Silas, sitting in the front passenger seat, glanced in the rearview mirror. He caught the subtle tension in Ellery's jaw.

"Sir?" Silas murmured into his collar mic, a frequency only Ellery's earpiece could receive.

"Dig deeper on Arla," Ellery's voice, clear and cold, came back through the hidden comms. "Not Woods. Fitzgerald. Cross-reference with any sealed juvenile records in her home county. She's not just a black sheep. She's hiding something big."

"I'm trying, sir," Silas's voice was strained. "Her digital footprint is... weirdly clean. Almost too clean."

Ellery's eyes remained closed. "Exactly."

Chapter 7

The Winters estate in the Hamptons was a fortress of glass and steel perched on a cliff edge. The waves crashed violently below.

The butler didn't take Arla to the main house. He led her to the greenhouse.

It was humid inside, smelling of damp earth and fertilizer.

Rose Winters was standing by a bush of black roses, holding a pair of sharp shears.

"Your Uber was slow," Rose said without turning.

"It was cheap," Arla replied.

Rose turned. She held out the shears. "Cut the dead ones."

Arla took the tool. She moved to the bush. Snip. Snip. Her movements were precise. She knew anatomy. Plants weren't so different.

"I saw your file," Rose said. "Not the one Victoria sent. The real one."

Arla froze. The shears hovered over a stem. Her heart hammered a warning rhythm.

"The one from the group home. The one that shows four different foster families in five years. The one that ends the day you turned eighteen and vanished."

Arla exhaled. Rose only had the surface layer. She didn't know about The Auditor.

"I was a kid," Arla said. "I survived."

"I don't care about your past," Rose said. She cut a rose head off with a violent snap. "I care about your brain."

She looked at Arla. "Claudine is an idiot. Victoria is a leech. If this marriage proceeds as they've planned it, the Fitzgeralds will bleed us dry. They are parasites."
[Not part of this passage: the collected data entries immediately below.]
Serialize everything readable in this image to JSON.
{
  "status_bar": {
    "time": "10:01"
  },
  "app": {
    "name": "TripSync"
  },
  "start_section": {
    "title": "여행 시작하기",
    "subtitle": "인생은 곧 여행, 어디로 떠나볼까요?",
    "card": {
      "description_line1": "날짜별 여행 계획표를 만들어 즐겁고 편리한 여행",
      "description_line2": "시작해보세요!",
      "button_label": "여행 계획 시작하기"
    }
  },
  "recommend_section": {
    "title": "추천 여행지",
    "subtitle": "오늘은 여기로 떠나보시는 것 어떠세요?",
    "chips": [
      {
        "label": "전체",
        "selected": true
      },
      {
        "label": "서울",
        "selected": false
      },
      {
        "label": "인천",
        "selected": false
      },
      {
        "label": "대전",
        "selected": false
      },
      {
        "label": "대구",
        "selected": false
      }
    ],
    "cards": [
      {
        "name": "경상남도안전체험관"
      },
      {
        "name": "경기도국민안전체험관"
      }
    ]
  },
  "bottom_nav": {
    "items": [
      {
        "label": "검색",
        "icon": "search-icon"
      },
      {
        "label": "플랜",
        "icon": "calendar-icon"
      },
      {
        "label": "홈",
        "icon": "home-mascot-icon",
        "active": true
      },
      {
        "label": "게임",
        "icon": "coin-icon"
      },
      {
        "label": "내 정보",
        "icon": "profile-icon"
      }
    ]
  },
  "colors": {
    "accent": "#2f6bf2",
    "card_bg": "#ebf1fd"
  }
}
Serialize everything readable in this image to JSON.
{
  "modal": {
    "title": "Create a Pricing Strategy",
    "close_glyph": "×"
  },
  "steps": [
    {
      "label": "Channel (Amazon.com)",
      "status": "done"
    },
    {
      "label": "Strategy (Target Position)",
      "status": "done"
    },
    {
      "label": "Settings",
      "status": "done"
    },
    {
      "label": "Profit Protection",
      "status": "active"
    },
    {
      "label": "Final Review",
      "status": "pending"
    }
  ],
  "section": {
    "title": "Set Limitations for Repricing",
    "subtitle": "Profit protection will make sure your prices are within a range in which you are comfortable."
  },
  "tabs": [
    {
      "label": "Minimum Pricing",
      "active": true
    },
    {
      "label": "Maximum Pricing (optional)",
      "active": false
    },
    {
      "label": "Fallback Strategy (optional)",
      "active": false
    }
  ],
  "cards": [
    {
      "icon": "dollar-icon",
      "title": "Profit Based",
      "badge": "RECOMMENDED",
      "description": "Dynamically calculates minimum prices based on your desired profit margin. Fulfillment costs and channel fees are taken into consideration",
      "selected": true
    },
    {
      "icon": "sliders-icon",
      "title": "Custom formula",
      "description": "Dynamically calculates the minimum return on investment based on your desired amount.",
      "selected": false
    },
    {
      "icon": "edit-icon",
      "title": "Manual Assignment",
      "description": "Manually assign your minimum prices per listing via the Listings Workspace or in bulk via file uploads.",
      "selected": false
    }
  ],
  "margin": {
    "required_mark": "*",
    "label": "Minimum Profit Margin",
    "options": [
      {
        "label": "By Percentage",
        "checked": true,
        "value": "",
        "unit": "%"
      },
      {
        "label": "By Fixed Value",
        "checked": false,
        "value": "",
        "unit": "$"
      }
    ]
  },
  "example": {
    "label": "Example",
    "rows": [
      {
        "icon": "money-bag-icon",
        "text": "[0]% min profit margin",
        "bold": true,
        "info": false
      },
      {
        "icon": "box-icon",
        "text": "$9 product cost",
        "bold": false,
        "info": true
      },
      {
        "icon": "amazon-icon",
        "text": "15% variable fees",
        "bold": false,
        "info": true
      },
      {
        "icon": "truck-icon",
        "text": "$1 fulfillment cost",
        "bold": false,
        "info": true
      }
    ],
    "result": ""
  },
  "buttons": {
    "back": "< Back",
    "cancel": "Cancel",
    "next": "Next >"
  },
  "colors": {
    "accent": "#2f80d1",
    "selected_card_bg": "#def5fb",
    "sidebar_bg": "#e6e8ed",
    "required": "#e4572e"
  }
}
"Why agree to the marriage then?"

"Ellery needs the merger to stabilize the board. He needs the assets. He doesn't need the family attached to them."

Rose stepped closer. Her eyes were hard. "I want you to sabotage the wedding. But save the merger."

Arla stared at the old woman. "You want me to be the villain?"

"You already are," Rose said. "You hate them. And you're smart."

"What do I get?"

Rose reached into her apron pocket. She pulled out a heavy, brass key.

"Access," Rose said. "Be my 'Honorary Ward.' In this house, under that title, you are untouchable. No one can kick you out. Not even Ellery."

Arla looked at the key. It was a pass to the inner sanctum. A way to get close to Ellery's servers.

"Deal," Arla said. "One condition."

"Name it."

"I want the room next to Ellery's."

Rose smiled. It was a terrifying expression. "Done."

They shook hands.

The greenhouse door opened. Silas walked in, pushing Ellery's wheelchair. He stopped. He saw his grandmother and his boss's fiancée shaking hands over a pile of severed rose heads.

Ellery's head was still tilted, his expression vacant, but a chill that had nothing to do with the damp air went down his spine.